Il destino dei sopravvissuti alle persecuzioni tedesche testimonia fino a che punto sia decaduta la coscienza morale dell’umanità.

(Albert Einstein)

  Contributo di Benedetta Serra (VG)

L'indifferenza è più colpevole della violenza stessa. È l'apatia morale di chi si volta dall'altra parte: succede anche oggi verso il razzismo e altri orrori del mondo.

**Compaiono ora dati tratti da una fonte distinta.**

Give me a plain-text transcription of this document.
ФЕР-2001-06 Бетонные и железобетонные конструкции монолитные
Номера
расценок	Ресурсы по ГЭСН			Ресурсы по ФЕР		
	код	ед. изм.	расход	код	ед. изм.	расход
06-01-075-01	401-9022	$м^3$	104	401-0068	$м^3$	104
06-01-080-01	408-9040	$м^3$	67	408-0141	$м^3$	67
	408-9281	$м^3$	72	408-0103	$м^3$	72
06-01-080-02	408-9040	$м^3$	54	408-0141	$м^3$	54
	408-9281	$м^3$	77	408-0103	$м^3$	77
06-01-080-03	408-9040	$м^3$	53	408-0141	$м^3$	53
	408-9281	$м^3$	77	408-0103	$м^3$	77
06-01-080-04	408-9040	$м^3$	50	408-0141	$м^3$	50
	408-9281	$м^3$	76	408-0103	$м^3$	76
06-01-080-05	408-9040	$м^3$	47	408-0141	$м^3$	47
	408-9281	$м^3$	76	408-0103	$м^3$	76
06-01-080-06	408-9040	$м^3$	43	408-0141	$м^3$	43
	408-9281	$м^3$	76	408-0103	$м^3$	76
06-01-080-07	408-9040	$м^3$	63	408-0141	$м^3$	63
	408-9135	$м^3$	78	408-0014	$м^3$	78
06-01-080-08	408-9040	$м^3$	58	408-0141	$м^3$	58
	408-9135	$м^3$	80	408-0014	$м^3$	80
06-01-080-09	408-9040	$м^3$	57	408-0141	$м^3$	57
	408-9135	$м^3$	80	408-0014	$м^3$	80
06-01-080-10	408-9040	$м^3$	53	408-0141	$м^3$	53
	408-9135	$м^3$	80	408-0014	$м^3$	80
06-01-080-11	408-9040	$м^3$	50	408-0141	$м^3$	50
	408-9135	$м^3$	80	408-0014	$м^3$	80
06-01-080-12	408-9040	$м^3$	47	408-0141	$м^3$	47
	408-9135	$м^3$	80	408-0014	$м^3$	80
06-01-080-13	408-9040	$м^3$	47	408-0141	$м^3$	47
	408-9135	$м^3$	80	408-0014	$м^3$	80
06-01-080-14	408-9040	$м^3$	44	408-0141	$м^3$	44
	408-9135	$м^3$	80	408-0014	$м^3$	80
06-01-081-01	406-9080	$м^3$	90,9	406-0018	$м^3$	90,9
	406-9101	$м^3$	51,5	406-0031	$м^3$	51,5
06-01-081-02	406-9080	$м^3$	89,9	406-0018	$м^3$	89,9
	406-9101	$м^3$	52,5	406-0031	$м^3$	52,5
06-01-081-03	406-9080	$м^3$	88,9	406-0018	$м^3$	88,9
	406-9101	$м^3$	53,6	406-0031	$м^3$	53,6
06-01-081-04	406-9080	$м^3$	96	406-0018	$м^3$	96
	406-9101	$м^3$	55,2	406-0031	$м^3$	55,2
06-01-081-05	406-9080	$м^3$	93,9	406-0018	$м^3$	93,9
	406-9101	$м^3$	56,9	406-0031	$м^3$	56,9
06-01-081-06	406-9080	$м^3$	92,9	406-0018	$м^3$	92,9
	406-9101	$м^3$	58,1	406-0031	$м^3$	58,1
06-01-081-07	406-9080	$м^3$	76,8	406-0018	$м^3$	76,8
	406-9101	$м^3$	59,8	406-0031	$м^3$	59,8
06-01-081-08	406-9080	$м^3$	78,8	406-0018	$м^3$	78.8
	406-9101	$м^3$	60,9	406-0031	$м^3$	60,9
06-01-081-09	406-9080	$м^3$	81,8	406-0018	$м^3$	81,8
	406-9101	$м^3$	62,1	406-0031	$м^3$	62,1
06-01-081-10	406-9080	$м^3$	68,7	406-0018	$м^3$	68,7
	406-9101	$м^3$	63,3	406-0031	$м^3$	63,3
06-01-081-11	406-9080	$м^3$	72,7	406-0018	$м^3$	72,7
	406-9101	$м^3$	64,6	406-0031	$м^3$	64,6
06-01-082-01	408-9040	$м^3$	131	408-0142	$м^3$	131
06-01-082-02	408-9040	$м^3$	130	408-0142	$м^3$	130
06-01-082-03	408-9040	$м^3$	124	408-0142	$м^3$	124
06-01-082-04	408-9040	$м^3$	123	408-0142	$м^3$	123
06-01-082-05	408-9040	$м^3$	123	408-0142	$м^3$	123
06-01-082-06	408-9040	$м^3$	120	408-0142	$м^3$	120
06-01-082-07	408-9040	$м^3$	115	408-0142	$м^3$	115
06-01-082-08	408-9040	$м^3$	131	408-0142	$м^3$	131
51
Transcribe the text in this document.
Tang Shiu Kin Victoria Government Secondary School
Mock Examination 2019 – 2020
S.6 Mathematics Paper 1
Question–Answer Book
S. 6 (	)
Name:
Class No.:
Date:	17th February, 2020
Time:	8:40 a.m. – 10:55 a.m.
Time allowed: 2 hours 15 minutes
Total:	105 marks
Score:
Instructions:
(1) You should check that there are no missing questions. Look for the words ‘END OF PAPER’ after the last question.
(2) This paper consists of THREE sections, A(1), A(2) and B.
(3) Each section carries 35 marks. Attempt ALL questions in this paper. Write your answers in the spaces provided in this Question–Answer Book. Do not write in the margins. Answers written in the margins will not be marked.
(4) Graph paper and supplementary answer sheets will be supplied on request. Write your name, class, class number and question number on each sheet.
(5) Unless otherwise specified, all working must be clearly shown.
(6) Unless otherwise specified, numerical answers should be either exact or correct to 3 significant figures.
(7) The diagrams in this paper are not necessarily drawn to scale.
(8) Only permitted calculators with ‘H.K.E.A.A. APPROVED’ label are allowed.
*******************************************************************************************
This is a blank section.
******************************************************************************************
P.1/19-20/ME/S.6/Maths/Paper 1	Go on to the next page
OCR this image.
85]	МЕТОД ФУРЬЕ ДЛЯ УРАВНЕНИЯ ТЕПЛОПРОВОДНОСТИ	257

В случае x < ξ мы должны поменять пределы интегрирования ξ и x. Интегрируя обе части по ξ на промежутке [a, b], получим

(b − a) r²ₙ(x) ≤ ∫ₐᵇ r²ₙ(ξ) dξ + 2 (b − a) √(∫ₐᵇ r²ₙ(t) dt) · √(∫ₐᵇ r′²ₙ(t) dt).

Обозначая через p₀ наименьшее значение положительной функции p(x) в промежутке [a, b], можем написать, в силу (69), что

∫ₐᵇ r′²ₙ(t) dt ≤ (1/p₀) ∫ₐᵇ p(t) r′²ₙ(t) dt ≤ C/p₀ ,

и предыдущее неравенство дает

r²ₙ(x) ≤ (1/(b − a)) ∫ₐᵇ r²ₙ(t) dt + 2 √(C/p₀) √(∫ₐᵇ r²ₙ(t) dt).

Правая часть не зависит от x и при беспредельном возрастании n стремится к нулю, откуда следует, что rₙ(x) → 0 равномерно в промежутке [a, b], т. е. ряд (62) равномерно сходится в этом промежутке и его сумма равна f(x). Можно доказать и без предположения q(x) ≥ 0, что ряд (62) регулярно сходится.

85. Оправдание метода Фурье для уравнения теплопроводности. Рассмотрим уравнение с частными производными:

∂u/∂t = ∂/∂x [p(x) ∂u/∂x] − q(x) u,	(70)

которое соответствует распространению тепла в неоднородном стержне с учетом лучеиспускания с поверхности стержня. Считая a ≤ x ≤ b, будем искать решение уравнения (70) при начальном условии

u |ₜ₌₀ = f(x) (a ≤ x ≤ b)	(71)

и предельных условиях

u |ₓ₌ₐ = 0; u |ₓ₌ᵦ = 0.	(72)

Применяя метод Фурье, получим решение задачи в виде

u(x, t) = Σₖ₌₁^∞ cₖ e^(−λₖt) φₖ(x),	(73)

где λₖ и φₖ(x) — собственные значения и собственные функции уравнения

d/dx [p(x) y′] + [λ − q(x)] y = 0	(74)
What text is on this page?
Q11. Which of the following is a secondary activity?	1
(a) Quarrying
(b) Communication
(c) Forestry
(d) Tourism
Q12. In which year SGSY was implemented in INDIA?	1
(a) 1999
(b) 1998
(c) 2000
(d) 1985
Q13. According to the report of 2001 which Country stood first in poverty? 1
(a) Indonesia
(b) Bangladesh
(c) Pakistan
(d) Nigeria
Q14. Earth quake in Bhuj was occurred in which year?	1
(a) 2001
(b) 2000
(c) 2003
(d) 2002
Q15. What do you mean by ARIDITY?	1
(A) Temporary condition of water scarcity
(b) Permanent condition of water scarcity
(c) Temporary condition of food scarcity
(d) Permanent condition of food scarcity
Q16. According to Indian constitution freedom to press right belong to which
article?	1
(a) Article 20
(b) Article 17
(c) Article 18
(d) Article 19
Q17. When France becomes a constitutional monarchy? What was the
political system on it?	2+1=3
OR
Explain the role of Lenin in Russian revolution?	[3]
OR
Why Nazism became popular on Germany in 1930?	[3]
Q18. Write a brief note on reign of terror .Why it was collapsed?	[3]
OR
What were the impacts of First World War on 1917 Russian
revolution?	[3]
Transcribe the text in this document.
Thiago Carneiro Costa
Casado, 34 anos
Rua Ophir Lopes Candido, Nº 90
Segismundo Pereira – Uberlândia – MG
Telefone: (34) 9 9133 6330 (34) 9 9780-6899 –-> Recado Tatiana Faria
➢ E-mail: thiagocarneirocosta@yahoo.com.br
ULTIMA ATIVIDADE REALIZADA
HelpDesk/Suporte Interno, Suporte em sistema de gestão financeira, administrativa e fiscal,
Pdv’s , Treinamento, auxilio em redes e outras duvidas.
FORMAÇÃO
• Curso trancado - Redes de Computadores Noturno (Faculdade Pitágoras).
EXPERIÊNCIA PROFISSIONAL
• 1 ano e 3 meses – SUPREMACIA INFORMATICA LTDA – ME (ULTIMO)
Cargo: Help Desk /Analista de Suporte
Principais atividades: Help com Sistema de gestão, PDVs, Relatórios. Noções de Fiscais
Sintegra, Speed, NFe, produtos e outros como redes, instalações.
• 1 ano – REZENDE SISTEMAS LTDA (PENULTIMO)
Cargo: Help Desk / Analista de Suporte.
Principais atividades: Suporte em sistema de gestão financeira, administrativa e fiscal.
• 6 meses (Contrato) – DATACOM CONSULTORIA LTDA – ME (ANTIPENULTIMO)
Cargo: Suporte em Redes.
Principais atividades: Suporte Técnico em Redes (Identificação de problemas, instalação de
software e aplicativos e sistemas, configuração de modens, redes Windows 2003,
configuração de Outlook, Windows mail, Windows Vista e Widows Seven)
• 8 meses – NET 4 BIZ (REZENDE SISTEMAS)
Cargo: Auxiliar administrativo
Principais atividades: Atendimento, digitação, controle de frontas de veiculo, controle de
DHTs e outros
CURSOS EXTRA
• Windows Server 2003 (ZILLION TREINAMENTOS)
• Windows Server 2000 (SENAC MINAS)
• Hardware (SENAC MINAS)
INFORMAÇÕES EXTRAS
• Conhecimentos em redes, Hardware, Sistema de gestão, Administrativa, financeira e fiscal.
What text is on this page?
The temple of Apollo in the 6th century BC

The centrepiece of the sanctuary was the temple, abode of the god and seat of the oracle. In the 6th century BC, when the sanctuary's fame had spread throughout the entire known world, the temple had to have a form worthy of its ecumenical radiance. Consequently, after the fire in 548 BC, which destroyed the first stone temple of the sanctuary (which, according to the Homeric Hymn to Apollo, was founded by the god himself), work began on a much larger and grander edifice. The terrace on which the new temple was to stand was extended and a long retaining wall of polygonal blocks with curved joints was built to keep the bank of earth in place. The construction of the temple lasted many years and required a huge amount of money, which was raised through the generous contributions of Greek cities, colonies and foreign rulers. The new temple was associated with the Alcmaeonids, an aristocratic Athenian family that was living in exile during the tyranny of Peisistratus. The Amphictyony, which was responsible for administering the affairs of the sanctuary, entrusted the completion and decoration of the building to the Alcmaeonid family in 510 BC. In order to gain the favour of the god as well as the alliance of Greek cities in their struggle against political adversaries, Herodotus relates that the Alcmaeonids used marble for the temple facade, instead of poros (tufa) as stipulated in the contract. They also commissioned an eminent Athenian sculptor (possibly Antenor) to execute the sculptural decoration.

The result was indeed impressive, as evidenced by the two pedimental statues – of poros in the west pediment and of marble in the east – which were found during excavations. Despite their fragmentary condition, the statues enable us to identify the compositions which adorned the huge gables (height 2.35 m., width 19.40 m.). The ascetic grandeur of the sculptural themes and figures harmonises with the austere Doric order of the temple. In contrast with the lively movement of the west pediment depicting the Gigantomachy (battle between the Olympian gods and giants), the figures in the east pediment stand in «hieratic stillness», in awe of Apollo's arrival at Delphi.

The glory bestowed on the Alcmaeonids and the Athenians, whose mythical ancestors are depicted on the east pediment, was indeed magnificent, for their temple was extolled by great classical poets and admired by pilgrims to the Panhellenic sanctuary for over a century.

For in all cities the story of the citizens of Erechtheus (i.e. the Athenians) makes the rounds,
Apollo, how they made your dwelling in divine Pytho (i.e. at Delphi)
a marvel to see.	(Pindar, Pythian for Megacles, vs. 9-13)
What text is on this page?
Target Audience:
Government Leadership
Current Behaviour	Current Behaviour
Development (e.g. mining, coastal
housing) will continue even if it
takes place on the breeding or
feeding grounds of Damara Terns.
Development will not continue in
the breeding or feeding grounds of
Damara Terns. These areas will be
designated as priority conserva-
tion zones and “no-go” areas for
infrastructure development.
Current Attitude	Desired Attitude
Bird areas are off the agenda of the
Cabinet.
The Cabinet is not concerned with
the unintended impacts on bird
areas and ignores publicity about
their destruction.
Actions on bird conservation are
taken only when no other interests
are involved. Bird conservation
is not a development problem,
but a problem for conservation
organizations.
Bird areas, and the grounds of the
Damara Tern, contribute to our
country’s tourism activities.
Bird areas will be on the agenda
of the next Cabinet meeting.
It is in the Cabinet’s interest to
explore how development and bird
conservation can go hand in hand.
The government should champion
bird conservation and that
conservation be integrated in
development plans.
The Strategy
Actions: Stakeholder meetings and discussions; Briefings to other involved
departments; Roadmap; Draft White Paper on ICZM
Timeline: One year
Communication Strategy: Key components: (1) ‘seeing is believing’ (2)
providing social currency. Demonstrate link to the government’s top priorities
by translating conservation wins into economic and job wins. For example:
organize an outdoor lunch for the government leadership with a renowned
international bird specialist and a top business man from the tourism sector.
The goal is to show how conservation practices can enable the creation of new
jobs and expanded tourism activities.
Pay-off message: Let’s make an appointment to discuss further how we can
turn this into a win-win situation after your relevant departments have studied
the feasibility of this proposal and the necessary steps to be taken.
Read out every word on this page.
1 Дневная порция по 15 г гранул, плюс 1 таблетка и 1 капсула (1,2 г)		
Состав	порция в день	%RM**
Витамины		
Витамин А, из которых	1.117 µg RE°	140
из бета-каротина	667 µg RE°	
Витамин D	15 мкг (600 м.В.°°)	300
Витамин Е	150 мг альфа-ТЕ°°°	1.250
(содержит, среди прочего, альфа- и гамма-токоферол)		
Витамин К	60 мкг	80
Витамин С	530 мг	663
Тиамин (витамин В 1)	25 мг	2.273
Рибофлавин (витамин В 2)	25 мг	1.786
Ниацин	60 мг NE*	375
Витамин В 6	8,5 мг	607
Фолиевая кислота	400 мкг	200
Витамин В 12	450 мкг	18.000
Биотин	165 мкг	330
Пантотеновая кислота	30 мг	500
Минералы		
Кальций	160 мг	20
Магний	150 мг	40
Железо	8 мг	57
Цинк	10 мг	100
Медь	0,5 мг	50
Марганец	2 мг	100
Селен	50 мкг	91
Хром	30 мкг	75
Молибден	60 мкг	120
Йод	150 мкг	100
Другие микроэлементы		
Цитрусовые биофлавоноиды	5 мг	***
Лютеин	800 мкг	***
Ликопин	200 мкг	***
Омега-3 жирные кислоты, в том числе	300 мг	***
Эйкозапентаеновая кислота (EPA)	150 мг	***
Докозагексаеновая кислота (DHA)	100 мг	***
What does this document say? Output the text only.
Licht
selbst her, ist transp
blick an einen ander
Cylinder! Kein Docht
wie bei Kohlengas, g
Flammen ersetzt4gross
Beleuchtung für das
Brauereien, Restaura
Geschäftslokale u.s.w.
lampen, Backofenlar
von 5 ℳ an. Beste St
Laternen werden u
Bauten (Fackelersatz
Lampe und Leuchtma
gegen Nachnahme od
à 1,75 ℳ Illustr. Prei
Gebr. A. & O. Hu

La memoria vale proprio come vaccino contro l'indifferenza. 

         (Andrea Riccardi) 

"Il progresso, lungi dal consentire il cambiamento, dipende dalla capacità di ricordare… Coloro che non sanno ricordare il passato sono condannati a ripeterlo. " 

(George Santayana)

 


 

  

 Nella nostra Biblioteca custodiamo con grande affetto  il libro autografato con dedica della scrittice Lia Levi che è stata ospite del nostro Istituto come testimone della grande tragedia della Shoah.

 

 


1 commento:

Stefania Mascia ha detto...

Ho finalmente letto il libro di Lia Levi, molto toccante. Con lo sguardo semplice di una bambina si coglie l'insensatezza delle leggi razziali.